IP netblocks can be considered a neighborhood to which consecutive IP addresses belong. As in the real world, there are good and bad neighborhoods. Fortunately, sophisticated threat intelligence tools enable security engineers to distinguish one from the other.
Traditionally, users can check computers communicating over a network by using a simple ping command to find unresponsive or misbehaving nodes. A ping test sends packets to a server and reveals if the same number of packets were returned, as well as how long it took the destination to issue a response.
Ping tests may be sufficient for network discovery, especially in private networks. However, other tasks may require critical IP intelligence data, such as a WHOIS IP block, for threat hunting and marketing applications. An IP Netblocks WHOIS Database can provide complete ownership histories of IP ranges that can help users determine if these were involved in previous attacks.
Use Cases for an IP Netblocks WHOIS Database
Public network data is useful for companies that wish to steer clear of privacy violations. Below are some typical applications of IP netblocks data supplied by our database:
- Host discovery: Netblocks information provides network engineers with immediate data on malfunctioning or disconnected devices. It also helps them determine domains and IP addresses on a dedicated or shared server.
- Cyber forensics: Threat hunters can rely on the IP Netblocks WHOIS Database to pinpoint blocks related to offending IP addresses, effectively ban them, and alert their abuse contacts. Additionally, they can use netblocks as a starting point for investigating domain names with large footprints.
- Security incident and event management (SIEM) data enrichment: Cybersecurity professionals can add context to indicators of compromise (IoCs) with subnetwork information. By cross-referencing netblocks data, analysts can reduce false positives that could otherwise waste time and resources.
- Enterprise sales and marketing: An IP Netblocks WHOIS Database provides companies like hosting or cloud storage providers information on available netblocks that they can purchase when they’re ready to scale up. They can also use netblock records to examine IP routing data for market or competitor research (i.e., to predict how much of the web traffic a company receives converts to sales).
- Supply chain risk management: Cyber risk assessors can use WHOIS IP blocks records to correctly validate bulk traffic originating from third parties through shared logistics or inventory systems. Meanwhile, organizations can map out their infrastructure from the real world to IP netblocks to ensure the integrity of their networks.
How to Use an IP and WHOIS Database to Search for IP Netblocks
Here are the steps to find an IP range and its owner using our IP and WHOIS database:
- Download the IP block data feed in .csv format via Hypertext Transfer Protocol Secure (HTTPS) or File Transfer Protocol (FTP).
- Choose a program that best suits your requirements. Sifting through a large .csv file may work for some users, but cybersecurity teams who deal with large datasets may prefer other arrangements. You can, for instance, build your own relational or non-relational database management system like MySQL or NoSQL based on the ready-made database solutions we offer on GitHub.
- Type in the command or script to load the .csv file to your database or software. You can view a sample of this exercise here.

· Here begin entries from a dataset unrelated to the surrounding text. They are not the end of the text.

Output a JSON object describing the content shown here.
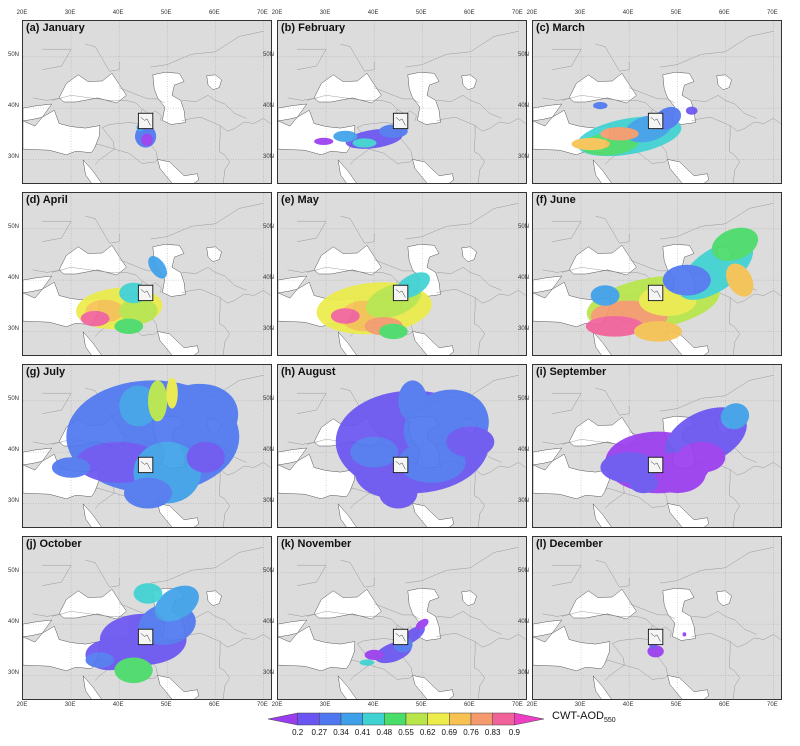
{
  "figure": {
    "lon_ticks": [
      "20E",
      "30E",
      "40E",
      "50E",
      "60E",
      "70E"
    ],
    "lat_ticks": [
      "50N",
      "40N",
      "30N"
    ],
    "lon_range": [
      20,
      72
    ],
    "lat_range": [
      25,
      57
    ],
    "source_box": {
      "lon": [
        44,
        47
      ],
      "lat": [
        36,
        39
      ]
    }
  },
  "panels": [
    {
      "label": "(a) January",
      "extent": "minimal",
      "dominant_class": "0.34"
    },
    {
      "label": "(b) February",
      "extent": "small",
      "dominant_class": "0.27"
    },
    {
      "label": "(c) March",
      "extent": "medium",
      "dominant_class": "0.48"
    },
    {
      "label": "(d) April",
      "extent": "medium",
      "dominant_class": "0.69"
    },
    {
      "label": "(e) May",
      "extent": "medium",
      "dominant_class": "0.69"
    },
    {
      "label": "(f) June",
      "extent": "large",
      "dominant_class": "0.62"
    },
    {
      "label": "(g) July",
      "extent": "very large",
      "dominant_class": "0.34"
    },
    {
      "label": "(h) August",
      "extent": "very large",
      "dominant_class": "0.27"
    },
    {
      "label": "(i) September",
      "extent": "large",
      "dominant_class": "0.2"
    },
    {
      "label": "(j) October",
      "extent": "large",
      "dominant_class": "0.27"
    },
    {
      "label": "(k) November",
      "extent": "small",
      "dominant_class": "0.27"
    },
    {
      "label": "(l) December",
      "extent": "minimal",
      "dominant_class": "0.2"
    }
  ],
  "colorbar": {
    "label": "CWT-AOD",
    "label_subscript": "550",
    "ticks": [
      "0.2",
      "0.27",
      "0.34",
      "0.41",
      "0.48",
      "0.55",
      "0.62",
      "0.69",
      "0.76",
      "0.83",
      "0.9"
    ],
    "colors": [
      "#9a3cf0",
      "#6a55f2",
      "#4f78f0",
      "#3ea0ea",
      "#3fd2d2",
      "#49dd6a",
      "#b8e64a",
      "#ecec4a",
      "#f7c252",
      "#f59a6c",
      "#f1629a",
      "#ee3ec2"
    ]
  }
}
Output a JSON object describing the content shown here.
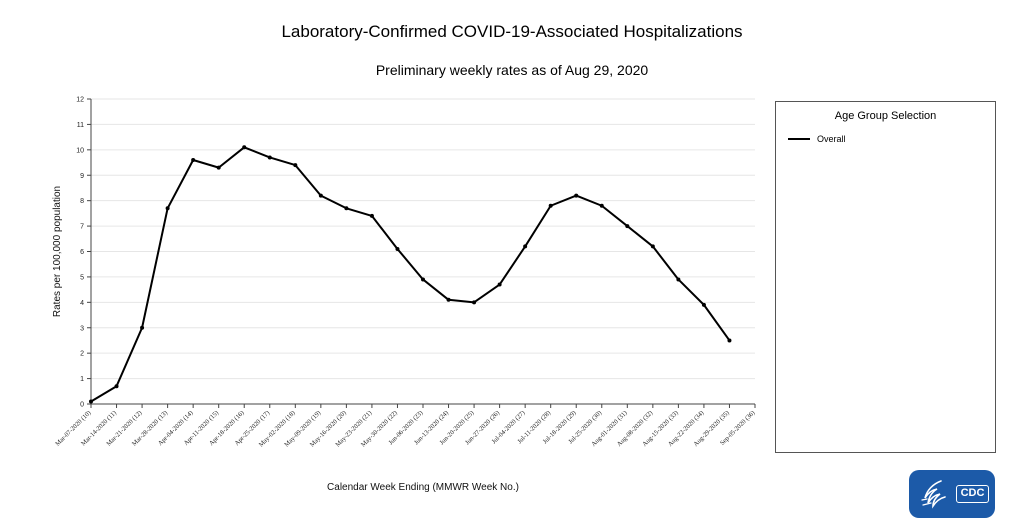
{
  "header": {
    "title": "Laboratory-Confirmed COVID-19-Associated Hospitalizations",
    "subtitle": "Preliminary weekly rates as of Aug 29, 2020"
  },
  "legend": {
    "title": "Age Group Selection",
    "items": [
      {
        "label": "Overall",
        "color": "#000000"
      }
    ]
  },
  "logo": {
    "text": "CDC"
  },
  "chart_data": {
    "type": "line",
    "title": "Laboratory-Confirmed COVID-19-Associated Hospitalizations",
    "subtitle": "Preliminary weekly rates as of Aug 29, 2020",
    "xlabel": "Calendar Week Ending (MMWR Week No.)",
    "ylabel": "Rates per 100,000 population",
    "ylim": [
      0,
      12
    ],
    "yticks": [
      0,
      1,
      2,
      3,
      4,
      5,
      6,
      7,
      8,
      9,
      10,
      11,
      12
    ],
    "grid": true,
    "legend_position": "right",
    "categories": [
      "Mar-07-2020 (10)",
      "Mar-14-2020 (11)",
      "Mar-21-2020 (12)",
      "Mar-28-2020 (13)",
      "Apr-04-2020 (14)",
      "Apr-11-2020 (15)",
      "Apr-18-2020 (16)",
      "Apr-25-2020 (17)",
      "May-02-2020 (18)",
      "May-09-2020 (19)",
      "May-16-2020 (20)",
      "May-23-2020 (21)",
      "May-30-2020 (22)",
      "Jun-06-2020 (23)",
      "Jun-13-2020 (24)",
      "Jun-20-2020 (25)",
      "Jun-27-2020 (26)",
      "Jul-04-2020 (27)",
      "Jul-11-2020 (28)",
      "Jul-18-2020 (29)",
      "Jul-25-2020 (30)",
      "Aug-01-2020 (31)",
      "Aug-08-2020 (32)",
      "Aug-15-2020 (33)",
      "Aug-22-2020 (34)",
      "Aug-29-2020 (35)",
      "Sep-05-2020 (36)"
    ],
    "series": [
      {
        "name": "Overall",
        "color": "#000000",
        "values": [
          0.1,
          0.7,
          3.0,
          7.7,
          9.6,
          9.3,
          10.1,
          9.7,
          9.4,
          8.2,
          7.7,
          7.4,
          6.1,
          4.9,
          4.1,
          4.0,
          4.7,
          6.2,
          7.8,
          8.2,
          7.8,
          7.0,
          6.2,
          4.9,
          3.9,
          2.5,
          null
        ]
      }
    ]
  }
}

- Interpret the output based on the descriptions from our specifications page. The most commonly used values for IP netblocks analysis are:
- inetnum: This refers to the IP range a company owns.
- as number: Autonomous System (AS) numbers refer to the IP prefixes used by network operators or organizations for its routing system. These numbers correspond to the geolocation of a specific netblock and can be queried to easily determine the company name and maintainer if that is missing or masked.
- netname: This refers to the name of the IP block owner.
- modified: The last modified date can tell users when a netblock was created or changed hands.
- country/city (in separate tables): The country and city associated with a netblock. Example outputs would be a two-character country code, “US,” and a spelled-out city name “BOCA RATON,” such as for one of Verizon’s netblocks.
- maintainers: Refer to the people who have the right to make changes to an IP range. The output comes in the form of a code or an ID.
More details about maintainers and contacts can usually be found in the Contacts file. Additional queries may be done either through the IP netblocks database itself — which simplifies the process — or externally. For instance, users can look up the primary key, “PHIX-NOC-AP,” on the Asia-Pacific Network Information Centre (APNIC) WHOIS Database to retrieve the full names, physical locations, and email addresses of its associated maintainers.
Netblocks data is an indispensable component of any cybersecurity or marketing professional’s toolset. IP intelligence solutions like IP Netblocks WHOIS Database allow analysts and marketers to evaluate domains and network blocks nearly in real time, without having to consult an overwhelming number of records.